Ethereum still accounts for the majority of “distributed” tokenised asset value at the time of writing. This means that more than half of the tokens that allow their holders to buy, manage, and hold their tokenised RWAs were issued on the Ethereum chain.
So, while ETFs made it easier to buy ETH, treasuries allowed buyers to hold ETH through a regulated Wall Street route, gaining exposure to leveraged ETH.
All this further integrated Ethereum into traditional capital markets, where people were already comfortable holding assets in a regulated environment.
The Dual Upgrades
Ethereum underwent not one, but two major upgrades in 2025. These upgrades made the network feel less congested, more stable, and more usable as a base layer for those looking to settle their transactions on a trusted platform.
Pectra went live in May, expanding blob capacity to improve scalability and reduce Layer-2 (L2) transaction costs by providing more space for L2s to post their compressed data. It also enabled higher transaction throughput, faster confirmations and better overall efficiency for rollup-centric applications.
Later in the year, Fusaka followed to scale further and enhance the user experience.
Read: DAwn of Ethereum ⛓️
Overall, Ethereum spent 2025 optimising to behave like dependable financial infrastructure. The upgrades prioritised uptime, throughput and cost predictability. These qualities are vital for rollups, stablecoin issuers, and institutional users settling value on-chain. These choices make Ethereum more reliable at scale, even if they don’t significantly support the short-term link between network activity and ETH price.
Where That Leaves Us
If you are looking for a simple, binary takeaway from the year — “Ethereum good” or “Ethereum bad” — 2025 might not offer a clear answer.
Instead, it presents a more interesting, but uncomfortable truth.
In 2025, Ethereum made its way into the books of fund issuers (ETFs) and the balance sheets of public companies (DATs), and it retained attention that aligned with institutional allocation.
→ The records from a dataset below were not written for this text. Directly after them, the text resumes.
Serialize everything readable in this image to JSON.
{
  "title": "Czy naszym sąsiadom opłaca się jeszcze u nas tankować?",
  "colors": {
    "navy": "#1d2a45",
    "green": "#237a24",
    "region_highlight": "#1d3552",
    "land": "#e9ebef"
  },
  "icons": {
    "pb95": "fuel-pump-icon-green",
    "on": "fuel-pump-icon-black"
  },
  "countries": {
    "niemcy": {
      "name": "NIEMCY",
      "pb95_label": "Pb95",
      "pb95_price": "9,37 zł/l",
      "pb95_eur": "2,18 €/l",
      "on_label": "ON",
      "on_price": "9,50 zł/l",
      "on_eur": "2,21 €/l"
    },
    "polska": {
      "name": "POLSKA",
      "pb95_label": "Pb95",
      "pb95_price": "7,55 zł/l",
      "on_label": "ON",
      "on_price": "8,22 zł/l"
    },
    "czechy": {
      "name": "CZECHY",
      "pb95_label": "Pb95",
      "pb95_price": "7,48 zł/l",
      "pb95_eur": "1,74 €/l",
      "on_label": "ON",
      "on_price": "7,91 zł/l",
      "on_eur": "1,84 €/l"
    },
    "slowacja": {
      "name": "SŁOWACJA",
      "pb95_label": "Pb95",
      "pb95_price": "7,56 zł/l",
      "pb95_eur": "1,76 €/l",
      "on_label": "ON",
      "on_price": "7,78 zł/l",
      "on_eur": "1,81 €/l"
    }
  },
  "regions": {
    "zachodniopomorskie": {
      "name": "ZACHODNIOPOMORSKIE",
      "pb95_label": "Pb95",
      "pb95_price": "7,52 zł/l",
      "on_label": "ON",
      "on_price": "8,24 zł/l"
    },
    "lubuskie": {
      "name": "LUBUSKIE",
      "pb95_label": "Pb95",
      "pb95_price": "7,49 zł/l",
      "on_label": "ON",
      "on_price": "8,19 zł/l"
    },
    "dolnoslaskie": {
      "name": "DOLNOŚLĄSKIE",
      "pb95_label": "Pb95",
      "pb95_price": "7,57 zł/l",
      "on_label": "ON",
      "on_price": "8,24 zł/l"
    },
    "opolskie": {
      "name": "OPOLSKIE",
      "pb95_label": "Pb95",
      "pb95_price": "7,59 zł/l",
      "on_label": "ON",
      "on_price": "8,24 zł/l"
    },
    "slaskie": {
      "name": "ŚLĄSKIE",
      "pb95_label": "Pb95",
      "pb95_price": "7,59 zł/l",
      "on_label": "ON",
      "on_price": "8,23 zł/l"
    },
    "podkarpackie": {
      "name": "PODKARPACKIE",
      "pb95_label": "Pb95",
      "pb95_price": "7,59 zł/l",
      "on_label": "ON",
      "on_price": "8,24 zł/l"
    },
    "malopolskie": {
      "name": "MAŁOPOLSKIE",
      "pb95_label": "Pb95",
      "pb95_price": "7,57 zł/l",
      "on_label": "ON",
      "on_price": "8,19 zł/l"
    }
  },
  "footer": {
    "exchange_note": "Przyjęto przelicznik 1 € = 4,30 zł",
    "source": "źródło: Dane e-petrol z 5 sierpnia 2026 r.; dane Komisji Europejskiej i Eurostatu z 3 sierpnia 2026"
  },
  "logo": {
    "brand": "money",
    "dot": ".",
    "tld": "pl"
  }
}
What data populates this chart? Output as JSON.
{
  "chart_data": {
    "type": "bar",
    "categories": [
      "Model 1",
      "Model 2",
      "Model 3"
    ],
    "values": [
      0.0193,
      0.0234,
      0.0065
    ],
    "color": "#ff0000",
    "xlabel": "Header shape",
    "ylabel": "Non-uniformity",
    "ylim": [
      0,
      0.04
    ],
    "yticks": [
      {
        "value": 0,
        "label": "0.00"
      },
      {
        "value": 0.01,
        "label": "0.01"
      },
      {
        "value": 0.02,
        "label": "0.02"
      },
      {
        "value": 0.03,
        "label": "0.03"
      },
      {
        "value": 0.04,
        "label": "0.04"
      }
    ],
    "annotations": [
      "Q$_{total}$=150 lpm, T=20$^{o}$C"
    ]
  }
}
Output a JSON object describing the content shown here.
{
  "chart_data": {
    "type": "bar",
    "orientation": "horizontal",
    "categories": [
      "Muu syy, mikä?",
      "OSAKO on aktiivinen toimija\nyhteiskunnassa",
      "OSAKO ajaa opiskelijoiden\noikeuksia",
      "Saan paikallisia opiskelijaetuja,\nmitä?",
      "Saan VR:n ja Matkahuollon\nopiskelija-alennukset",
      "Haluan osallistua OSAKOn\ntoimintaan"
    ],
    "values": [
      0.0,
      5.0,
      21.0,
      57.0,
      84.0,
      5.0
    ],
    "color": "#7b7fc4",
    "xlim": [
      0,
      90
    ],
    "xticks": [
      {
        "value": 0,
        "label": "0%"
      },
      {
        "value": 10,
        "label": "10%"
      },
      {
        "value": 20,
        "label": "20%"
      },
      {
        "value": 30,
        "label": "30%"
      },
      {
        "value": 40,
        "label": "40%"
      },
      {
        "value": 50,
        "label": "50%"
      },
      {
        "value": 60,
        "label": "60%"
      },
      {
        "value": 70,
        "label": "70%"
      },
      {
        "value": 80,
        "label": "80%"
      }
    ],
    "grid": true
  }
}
ETH holders, however, lived through a year where the price chart didn’t mirror the blockchain’s progress.
ETH holders who bought on January 1 are still down at least 15%. The year did see ETH register an all-time high near $4,953 in August, but that didn’t last. It now trades near a five-month low.
Ethereum will still enter 2026 with robust upgrades and a heavy volume of stablecoins and tokenised RWAs. If the network can capitalise on the momentum from these wins, it can channel it into long-term price action.
That’s all for this week’s quantitative analysis. I will be back with the next one.